七星勇者フェリスヴァイン


 我々が住む時代より、ほんの少しだけ未来。

 それは、技術的な面は元より、「ソフト」の分野で大きな発展を遂げた世界だった。
 世の中にあるほとんどのものが自律型のプログラムで制御され、個々の家庭ですら
「サポートプログラム」と呼ばれるもので、家電を始めとする家の中の全てがそれ一つで
制御されているほどだった。

 また、機械技術においても発展を遂げ、軍や大手企業では、巨大な人型ロボットが実際
に運用され、土木作業や救助活動などで見かける事が珍しく無くなっていた。
 でも、それ以外には、街並みは現代と大して変わらない、そんな世界。

 しかし、生まれた技術が脅威と代わるのはよくある事。
 この世界でも、ロボットを使った犯罪は時たま行われ、さらに、およそ半年前から『暗
黒の使徒』と名乗る集団がエネルギー資源を奪ったり破壊活動を行うようになった。
 国もそれらロボットを使用した犯罪に対抗していったが、『暗黒の使徒』の力は凄まじく
軍もまるで歯が立たなかった。

 だが、そんな人々の間に、救いとも言える噂が流れるようになった。
 それは、人知れず『暗黒の使徒』と戦うロボットの噂。
 そして、それは単なる噂などではなく、実際に真紅のロボットが『暗黒の使徒』に立ち
向かっていった姿が何度も目撃されているのだ。

 そして、これもそんな『戦い』の一つだった。

 月明かりだけが周囲を照らす夜、2体のロボットがそこで対峙していた。
 片方は、真紅のボディで胸に狼のようなエンブレムを持ったロボット。
 そして、相対するのは繋ぎ合わせた鉄球に手足を付けたような、見るからに力のありそ
うなロボット。

赤いロボット「『暗黒の使徒』! 貴様らの思い通りにはさせん!」

 赤いロボットは、見得をきると鉄球ロボットに殴りかかった。
 パンチは鉄球ロボットの顔面に見事に決まり、鉄球ロボットは後ろに下がる。
 今度は、鉄球ロボットがお返しとばかりにパンチを繰り出すが、赤いロボットはそれを
バックステップで難なくかわした。
 だが、その着地の瞬間を狙って鉄球ロボットが肩の刺のようなミサイルを撃って来た。
 赤いロボットは、2発あるうちの1発をなんとかかわしたが、残る1発を左腕に被弾し
てしまった。

赤いロボット「ぐぅっ!」

 赤いロボットが被弾した左腕を押さえて膝を着く。
 赤いロボットが体勢を崩したのを見て、鉄球ロボットが間合いを詰める。
 そして、鉄球ロボットは赤いロボットに向かって拳を振り下ろす。

赤いロボット「!」

 赤いロボットは間一髪、横に転がってその一撃をかわす。

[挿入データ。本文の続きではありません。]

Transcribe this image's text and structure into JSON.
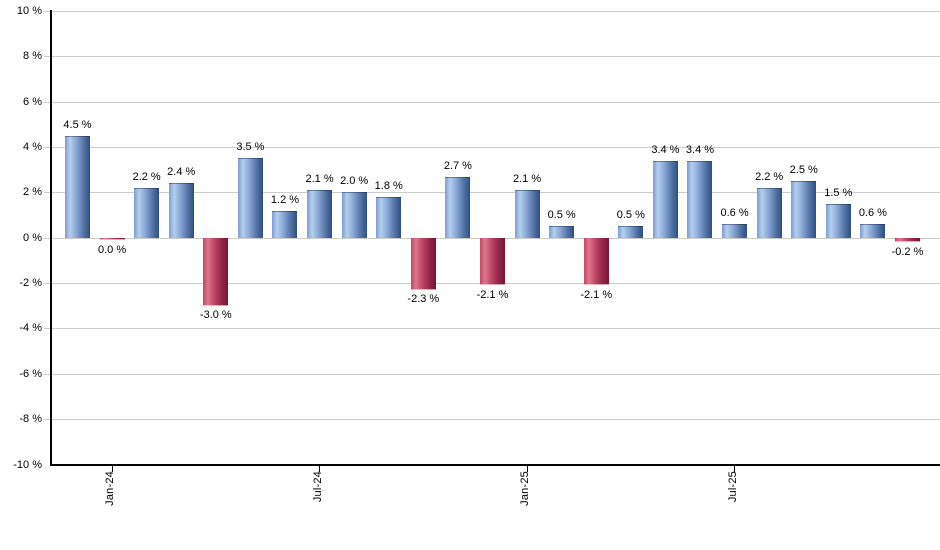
{
  "chart_data": {
    "type": "bar",
    "title": "",
    "xlabel": "",
    "ylabel": "",
    "unit": "%",
    "values": [
      4.5,
      0.0,
      2.2,
      2.4,
      -3.0,
      3.5,
      1.2,
      2.1,
      2.0,
      1.8,
      -2.3,
      2.7,
      -2.1,
      2.1,
      0.5,
      -2.1,
      0.5,
      3.4,
      3.4,
      0.6,
      2.2,
      2.5,
      1.5,
      0.6,
      -0.2
    ],
    "bar_labels": [
      "4.5 %",
      "0.0 %",
      "2.2 %",
      "2.4 %",
      "-3.0 %",
      "3.5 %",
      "1.2 %",
      "2.1 %",
      "2.0 %",
      "1.8 %",
      "-2.3 %",
      "2.7 %",
      "-2.1 %",
      "2.1 %",
      "0.5 %",
      "-2.1 %",
      "0.5 %",
      "3.4 %",
      "3.4 %",
      "0.6 %",
      "2.2 %",
      "2.5 %",
      "1.5 %",
      "0.6 %",
      "-0.2 %"
    ],
    "ylim": [
      -10,
      10
    ],
    "y_step": 2,
    "y_tick_labels": [
      "10 %",
      "8 %",
      "6 %",
      "4 %",
      "2 %",
      "0 %",
      "-2 %",
      "-4 %",
      "-6 %",
      "-8 %",
      "-10 %"
    ],
    "x_ticks": [
      {
        "bar_index": 1,
        "label": "Jan-24"
      },
      {
        "bar_index": 7,
        "label": "Jul-24"
      },
      {
        "bar_index": 13,
        "label": "Jan-25"
      },
      {
        "bar_index": 19,
        "label": "Jul-25"
      }
    ],
    "grid": true,
    "legend": "none",
    "colors": {
      "positive_gradient": [
        "#7e9ccd",
        "#b4cfee",
        "#8aa8d6",
        "#5273a6",
        "#2f4e81"
      ],
      "negative_gradient": [
        "#c04764",
        "#e0768e",
        "#bc4767",
        "#93264a",
        "#7a1432"
      ],
      "gridline": "#cccccc",
      "axis": "#000000",
      "text": "#000000",
      "background": "#ffffff"
    }
  }
}
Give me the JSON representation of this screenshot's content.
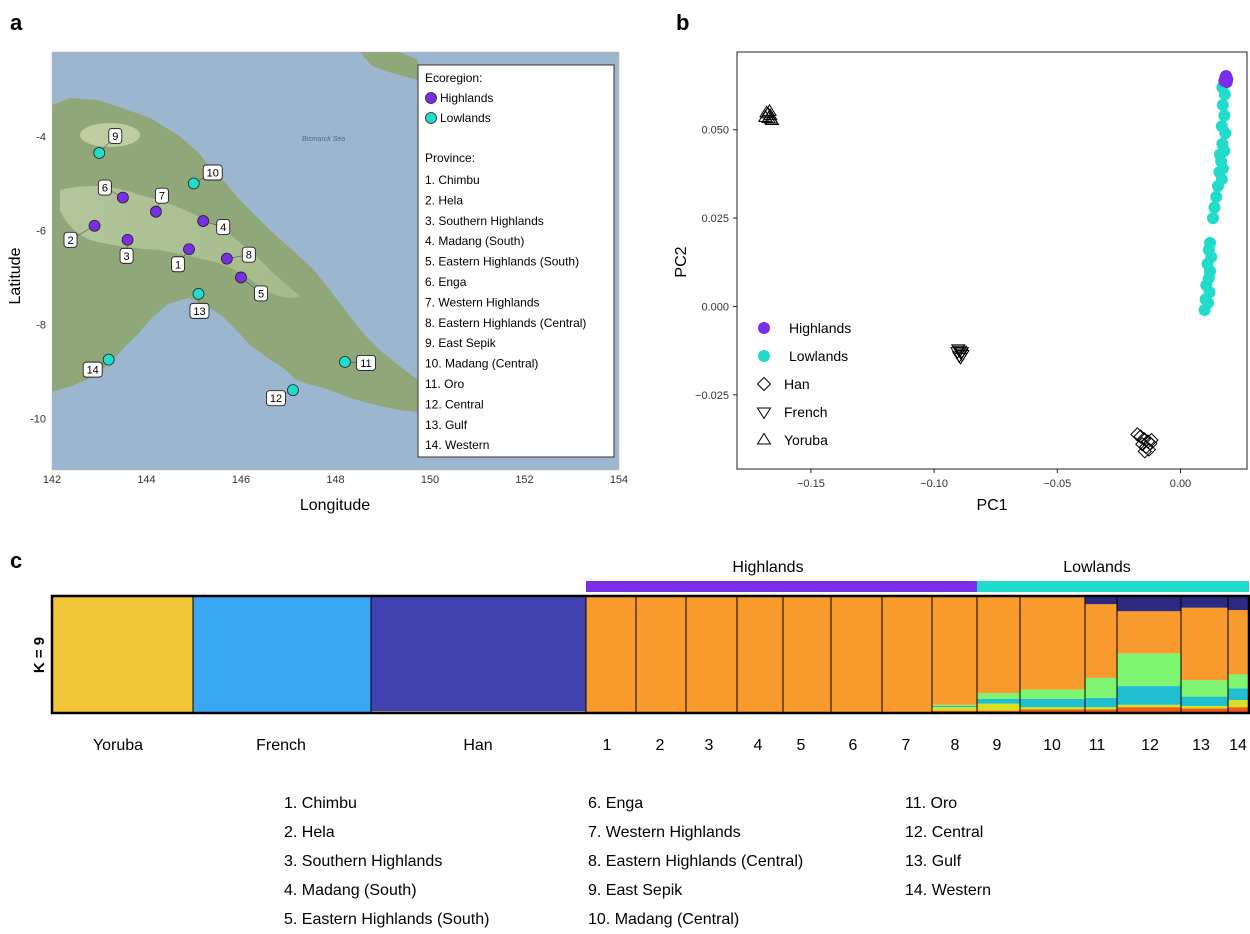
{
  "panels": {
    "a": "a",
    "b": "b",
    "c": "c"
  },
  "colors": {
    "highlands": "#7a2ee6",
    "lowlands": "#22dccb",
    "bar_highlands": "#7a2ee6",
    "bar_lowlands": "#22dccb"
  },
  "chart_data": [
    {
      "type": "scatter",
      "panel": "a",
      "xlabel": "Longitude",
      "ylabel": "Latitude",
      "xlim": [
        142,
        154
      ],
      "ylim": [
        -11.1,
        -2.2
      ],
      "xticks": [
        142,
        144,
        146,
        148,
        150,
        152,
        154
      ],
      "yticks": [
        -4,
        -6,
        -8,
        -10
      ],
      "map_labels": {
        "sea": "Bismarck Sea"
      },
      "legend": {
        "ecoregion_title": "Ecoregion:",
        "ecoregions": [
          "Highlands",
          "Lowlands"
        ],
        "province_title": "Province:",
        "provinces": [
          "1. Chimbu",
          "2. Hela",
          "3. Southern Highlands",
          "4. Madang (South)",
          "5. Eastern Highlands (South)",
          "6. Enga",
          "7. Western Highlands",
          "8. Eastern Highlands (Central)",
          "9. East Sepik",
          "10. Madang (Central)",
          "11. Oro",
          "12. Central",
          "13. Gulf",
          "14. Western"
        ]
      },
      "points": [
        {
          "label": "1",
          "lon": 144.9,
          "lat": -6.4,
          "region": "Highlands"
        },
        {
          "label": "2",
          "lon": 142.9,
          "lat": -5.9,
          "region": "Highlands"
        },
        {
          "label": "3",
          "lon": 143.6,
          "lat": -6.2,
          "region": "Highlands"
        },
        {
          "label": "4",
          "lon": 145.2,
          "lat": -5.8,
          "region": "Highlands"
        },
        {
          "label": "5",
          "lon": 146.0,
          "lat": -7.0,
          "region": "Highlands"
        },
        {
          "label": "6",
          "lon": 143.5,
          "lat": -5.3,
          "region": "Highlands"
        },
        {
          "label": "7",
          "lon": 144.2,
          "lat": -5.6,
          "region": "Highlands"
        },
        {
          "label": "8",
          "lon": 145.7,
          "lat": -6.6,
          "region": "Highlands"
        },
        {
          "label": "9",
          "lon": 143.0,
          "lat": -4.35,
          "region": "Lowlands"
        },
        {
          "label": "10",
          "lon": 145.0,
          "lat": -5.0,
          "region": "Lowlands"
        },
        {
          "label": "11",
          "lon": 148.2,
          "lat": -8.8,
          "region": "Lowlands"
        },
        {
          "label": "12",
          "lon": 147.1,
          "lat": -9.4,
          "region": "Lowlands"
        },
        {
          "label": "13",
          "lon": 145.1,
          "lat": -7.35,
          "region": "Lowlands"
        },
        {
          "label": "14",
          "lon": 143.2,
          "lat": -8.75,
          "region": "Lowlands"
        }
      ]
    },
    {
      "type": "scatter",
      "panel": "b",
      "xlabel": "PC1",
      "ylabel": "PC2",
      "xlim": [
        -0.18,
        0.027
      ],
      "ylim": [
        -0.046,
        0.072
      ],
      "xticks": [
        -0.15,
        -0.1,
        -0.05,
        0.0
      ],
      "xtick_labels": [
        "−0.15",
        "−0.10",
        "−0.05",
        "0.00"
      ],
      "yticks": [
        0.05,
        0.025,
        0.0,
        -0.025
      ],
      "ytick_labels": [
        "0.050",
        "0.025",
        "0.000",
        "−0.025"
      ],
      "legend_position": "bottom-left",
      "series": [
        {
          "name": "Highlands",
          "marker": "circle-filled",
          "points": [
            [
              0.0185,
              0.0652
            ],
            [
              0.0182,
              0.0647
            ],
            [
              0.019,
              0.0643
            ],
            [
              0.0178,
              0.0638
            ],
            [
              0.0188,
              0.0635
            ]
          ]
        },
        {
          "name": "Lowlands",
          "marker": "circle-filled",
          "points": [
            [
              0.017,
              0.062
            ],
            [
              0.018,
              0.06
            ],
            [
              0.0172,
              0.057
            ],
            [
              0.0178,
              0.054
            ],
            [
              0.0168,
              0.051
            ],
            [
              0.0182,
              0.049
            ],
            [
              0.017,
              0.046
            ],
            [
              0.0178,
              0.044
            ],
            [
              0.016,
              0.043
            ],
            [
              0.0165,
              0.041
            ],
            [
              0.0172,
              0.039
            ],
            [
              0.0158,
              0.038
            ],
            [
              0.0168,
              0.036
            ],
            [
              0.0152,
              0.034
            ],
            [
              0.0145,
              0.031
            ],
            [
              0.0138,
              0.028
            ],
            [
              0.0132,
              0.025
            ],
            [
              0.012,
              0.018
            ],
            [
              0.0115,
              0.016
            ],
            [
              0.0125,
              0.014
            ],
            [
              0.011,
              0.012
            ],
            [
              0.012,
              0.01
            ],
            [
              0.0115,
              0.008
            ],
            [
              0.0105,
              0.006
            ],
            [
              0.0118,
              0.004
            ],
            [
              0.0102,
              0.002
            ],
            [
              0.0112,
              0.001
            ],
            [
              0.0098,
              -0.001
            ]
          ]
        },
        {
          "name": "Han",
          "marker": "diamond-open",
          "points": [
            [
              -0.0148,
              -0.0375
            ],
            [
              -0.0132,
              -0.0382
            ],
            [
              -0.0155,
              -0.039
            ],
            [
              -0.0122,
              -0.0388
            ],
            [
              -0.014,
              -0.0398
            ],
            [
              -0.0162,
              -0.0368
            ],
            [
              -0.0128,
              -0.0405
            ],
            [
              -0.0145,
              -0.041
            ],
            [
              -0.0175,
              -0.0362
            ],
            [
              -0.0118,
              -0.0378
            ]
          ]
        },
        {
          "name": "French",
          "marker": "triangle-down-open",
          "points": [
            [
              -0.0905,
              -0.0128
            ],
            [
              -0.089,
              -0.0132
            ],
            [
              -0.0895,
              -0.0124
            ],
            [
              -0.0885,
              -0.0136
            ],
            [
              -0.0898,
              -0.014
            ],
            [
              -0.0902,
              -0.012
            ],
            [
              -0.0888,
              -0.0128
            ],
            [
              -0.0893,
              -0.0144
            ]
          ]
        },
        {
          "name": "Yoruba",
          "marker": "triangle-up-open",
          "points": [
            [
              -0.168,
              0.0548
            ],
            [
              -0.1665,
              0.054
            ],
            [
              -0.1672,
              0.0532
            ],
            [
              -0.1658,
              0.0526
            ],
            [
              -0.1685,
              0.0535
            ],
            [
              -0.1668,
              0.0552
            ],
            [
              -0.1675,
              0.0545
            ],
            [
              -0.1662,
              0.053
            ]
          ]
        }
      ]
    },
    {
      "type": "bar",
      "panel": "c",
      "stacked": true,
      "k_label": "K = 9",
      "group_headers": [
        "Highlands",
        "Lowlands"
      ],
      "components": [
        "yoruba-yellow",
        "french-blue",
        "han-indigo",
        "png-orange",
        "light-green",
        "cyan",
        "dark-navy",
        "red-orange",
        "yellow-green"
      ],
      "component_colors": [
        "#f2c537",
        "#3aa7f5",
        "#4143b0",
        "#f99a2d",
        "#7df570",
        "#1fbfcf",
        "#2b2a80",
        "#ef5a1c",
        "#d8e022"
      ],
      "populations": [
        {
          "label": "Yoruba",
          "proportions": [
            1.0,
            0,
            0,
            0,
            0,
            0,
            0,
            0,
            0
          ]
        },
        {
          "label": "French",
          "proportions": [
            0,
            1.0,
            0,
            0,
            0,
            0,
            0,
            0,
            0
          ]
        },
        {
          "label": "Han",
          "proportions": [
            0,
            0,
            0.98,
            0,
            0,
            0.005,
            0,
            0,
            0.015
          ]
        },
        {
          "label": "1",
          "proportions": [
            0,
            0,
            0,
            1.0,
            0,
            0,
            0,
            0,
            0
          ]
        },
        {
          "label": "2",
          "proportions": [
            0,
            0,
            0,
            1.0,
            0,
            0,
            0,
            0,
            0
          ]
        },
        {
          "label": "3",
          "proportions": [
            0,
            0,
            0,
            1.0,
            0,
            0,
            0,
            0,
            0
          ]
        },
        {
          "label": "4",
          "proportions": [
            0,
            0,
            0,
            1.0,
            0,
            0,
            0,
            0,
            0
          ]
        },
        {
          "label": "5",
          "proportions": [
            0,
            0,
            0,
            1.0,
            0,
            0,
            0,
            0,
            0
          ]
        },
        {
          "label": "6",
          "proportions": [
            0,
            0,
            0,
            1.0,
            0,
            0,
            0,
            0,
            0
          ]
        },
        {
          "label": "7",
          "proportions": [
            0,
            0,
            0,
            1.0,
            0,
            0,
            0,
            0,
            0
          ]
        },
        {
          "label": "8",
          "proportions": [
            0,
            0,
            0,
            0.93,
            0.01,
            0.01,
            0,
            0.02,
            0.03
          ]
        },
        {
          "label": "9",
          "proportions": [
            0,
            0,
            0,
            0.83,
            0.05,
            0.04,
            0,
            0.02,
            0.06
          ]
        },
        {
          "label": "10",
          "proportions": [
            0,
            0,
            0,
            0.79,
            0.08,
            0.07,
            0.01,
            0.03,
            0.02
          ]
        },
        {
          "label": "11",
          "proportions": [
            0,
            0,
            0,
            0.63,
            0.17,
            0.08,
            0.07,
            0.03,
            0.02
          ]
        },
        {
          "label": "12",
          "proportions": [
            0,
            0,
            0,
            0.36,
            0.28,
            0.16,
            0.13,
            0.05,
            0.02
          ]
        },
        {
          "label": "13",
          "proportions": [
            0,
            0,
            0,
            0.62,
            0.14,
            0.08,
            0.1,
            0.04,
            0.02
          ]
        },
        {
          "label": "14",
          "proportions": [
            0,
            0,
            0,
            0.55,
            0.12,
            0.1,
            0.12,
            0.05,
            0.06
          ]
        }
      ]
    }
  ],
  "province_key": [
    [
      "1. Chimbu",
      "2. Hela",
      "3. Southern Highlands",
      "4. Madang (South)",
      "5. Eastern Highlands (South)"
    ],
    [
      "6. Enga",
      "7. Western Highlands",
      "8. Eastern Highlands (Central)",
      "9. East Sepik",
      "10. Madang (Central)"
    ],
    [
      "11. Oro",
      "12. Central",
      "13. Gulf",
      "14. Western"
    ]
  ]
}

相手を失ったその拳は、アス
ファルトを砕いて地面にめり込む。
 鉄球ロボットは、腕が地面にめり込んでそれを抜こうとしている。
 その時、赤いロボットは腰から拳銃のようなものを取り出し、鉄球ロボットの地面に刺
さっている腕に狙いを定めて発射した。
 銃弾は見事に着弾し、鉄球ロボットの腕が爆発を起こす。
 腕は完全には砕けなかったものの、外装に大きな亀裂が入っていた。
 赤いロボットは勝機を見出し、胸のエンブレムを突き出す。
 その狼のエンブレムが輝き始めた。

 だが、その時鉄球ロボットが急速に両足のホバーを吹かし始め、その場からの離脱を始
めた。

赤いロボット「くっ、待てっ!」

 狼のエンブレムから火球が放たれる。
 しかし、それは鉄球ロボットの肩を掠めて飛んでいった。
 そして、赤いロボットの視界から鉄球ロボットの姿が完全に消える。

赤いロボット「……逃したか……」

 赤いロボットは、鉄球ロボットが走り去った後を見つめる。

赤いロボット「追わなくては……奴が、『黒き力』が人々を傷つける前に……」

 そして、赤いロボットは負傷した左腕を押さえながら歩き始めた。